Oleh Mohammad Fauzil
Adhim
Ada kabar dari Geoff Colvin, editor senior di majalah Fortune. Penulis sekaligus dosen yang
dikenal dengan tulisan-tulisan kritisnya ini menyuguhkan data mengejutkan dalam
bukunya bertajuk Talent Is Overrated (2008).

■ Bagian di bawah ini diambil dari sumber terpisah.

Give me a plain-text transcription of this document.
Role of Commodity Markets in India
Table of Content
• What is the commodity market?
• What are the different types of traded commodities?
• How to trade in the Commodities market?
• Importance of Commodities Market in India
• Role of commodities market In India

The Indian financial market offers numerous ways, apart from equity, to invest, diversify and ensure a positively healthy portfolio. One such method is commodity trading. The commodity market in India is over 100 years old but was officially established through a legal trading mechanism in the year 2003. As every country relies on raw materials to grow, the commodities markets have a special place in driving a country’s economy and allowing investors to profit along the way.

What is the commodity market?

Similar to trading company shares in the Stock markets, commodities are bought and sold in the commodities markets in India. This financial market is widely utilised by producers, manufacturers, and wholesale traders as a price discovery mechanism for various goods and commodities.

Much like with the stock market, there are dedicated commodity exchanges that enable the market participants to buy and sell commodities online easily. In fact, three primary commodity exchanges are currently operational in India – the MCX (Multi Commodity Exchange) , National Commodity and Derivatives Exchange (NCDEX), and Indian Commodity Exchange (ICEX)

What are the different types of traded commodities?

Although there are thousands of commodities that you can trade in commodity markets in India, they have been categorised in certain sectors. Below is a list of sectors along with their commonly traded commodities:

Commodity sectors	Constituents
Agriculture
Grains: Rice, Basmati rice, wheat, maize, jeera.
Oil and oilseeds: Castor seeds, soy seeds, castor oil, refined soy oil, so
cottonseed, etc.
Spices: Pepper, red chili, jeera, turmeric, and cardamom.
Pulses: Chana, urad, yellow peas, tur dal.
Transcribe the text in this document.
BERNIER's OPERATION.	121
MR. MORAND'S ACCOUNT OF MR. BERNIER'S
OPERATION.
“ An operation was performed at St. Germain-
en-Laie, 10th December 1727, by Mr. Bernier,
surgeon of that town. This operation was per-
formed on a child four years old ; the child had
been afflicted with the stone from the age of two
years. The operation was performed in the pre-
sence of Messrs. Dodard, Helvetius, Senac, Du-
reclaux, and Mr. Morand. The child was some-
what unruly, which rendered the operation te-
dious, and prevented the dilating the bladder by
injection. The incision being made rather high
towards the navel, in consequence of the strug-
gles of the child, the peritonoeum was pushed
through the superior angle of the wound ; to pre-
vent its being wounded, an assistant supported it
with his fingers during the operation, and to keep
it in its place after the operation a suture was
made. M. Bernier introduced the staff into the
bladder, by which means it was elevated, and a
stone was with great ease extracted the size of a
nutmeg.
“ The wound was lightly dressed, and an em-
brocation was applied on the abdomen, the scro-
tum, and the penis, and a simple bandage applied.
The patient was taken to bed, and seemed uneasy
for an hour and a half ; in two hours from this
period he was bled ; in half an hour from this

Sebagaimana tercermin dalam judulnya, buku ini menunjukkan betapa kita terlalu
berlebihan memuja-muja bakat dan kejeniusan. Padahal semua itu nyaris tak
memberi manfaat apa-apa bagi masa depan anak, baik untuk meraih sukses maupun
kebahagiaan.
Bakat dan kejeniusan bukanlah
kunci utama meraih sukses, apa pun bidang yang ia tekuni. Baik dalam dunia
olah-raga, seni, bisnis maupun intelektual, kunci paling pokok untuk meraih
sukses bukan bakat besar maupun kejeniusan. Bukan pula keterampilan melakukan
hal-hal yang dianggap luar biasa oleh orang pada umumnya. Banyak pebisnis
sukses maupun intelektual yang IQ-nya rata-rata. Bukan superior, apalagi
jenius. Bahkan ada yang IQ-nya sedikit di bawah rata-rata, tetapi ia memiliki
ketahanan mental yang luar biasa untuk belajar dan menghadapi berbagai
kesulitan, termasuk hambatan fisik. Sebagian kesulitan bisa terasa lebih ringan
karena berubahnya persepsi, tetapi hambatan fisik memerlukan ketahanan untuk
menanggung rasa sakit.
Sebagian orang sukses memang
memiliki tingkat kecerdasan di atas rata-rata. Ia benar-benar memiliki
kemampuan intelektual yang bagus, bukan sekedar mampu mempertunjukkan kebolehan
yang bersifat langka. Tetapi harus dicatat bahwa mereka meraih sukses itu
melalui kerja keras yang luar biasa hebat dalam belajar. Mereka gigih belajar
dan berlatih tatkala orang lain sudah terlelap. Kisah sukses Imam Syafi’i rahimahullah misalnya, bukan terutama
soal kecerdasan, tetapi berkait erat dengan kemauan belajar yang luar biasa
sekaligus kesanggupan untuk menghadapi kesulitan. Ini menjadikan seorang Imam
Syafi’i yang ketika itu masih kanak-kanak, mampu bertahan untuk menyimak
pelajaran dari luar kelas disebabkan ia tidak memiliki kemampuan ekonomi untuk
belajar di kelas sebagaimana anak-anak lain. Kisah Imam Bukhari mencari sebuah
hadis adalah contoh lain tentang betapa berharganya kesediaan untuk menderita
demi meraih apa yang diyakininya berharga. Ia rela menempuh perjalanan panjang
yang sulit hanya untuk memperoleh sebuah hadis, meskipun hadis itu akhirnya
tidak ia perhitungkan karena ternyata lemah.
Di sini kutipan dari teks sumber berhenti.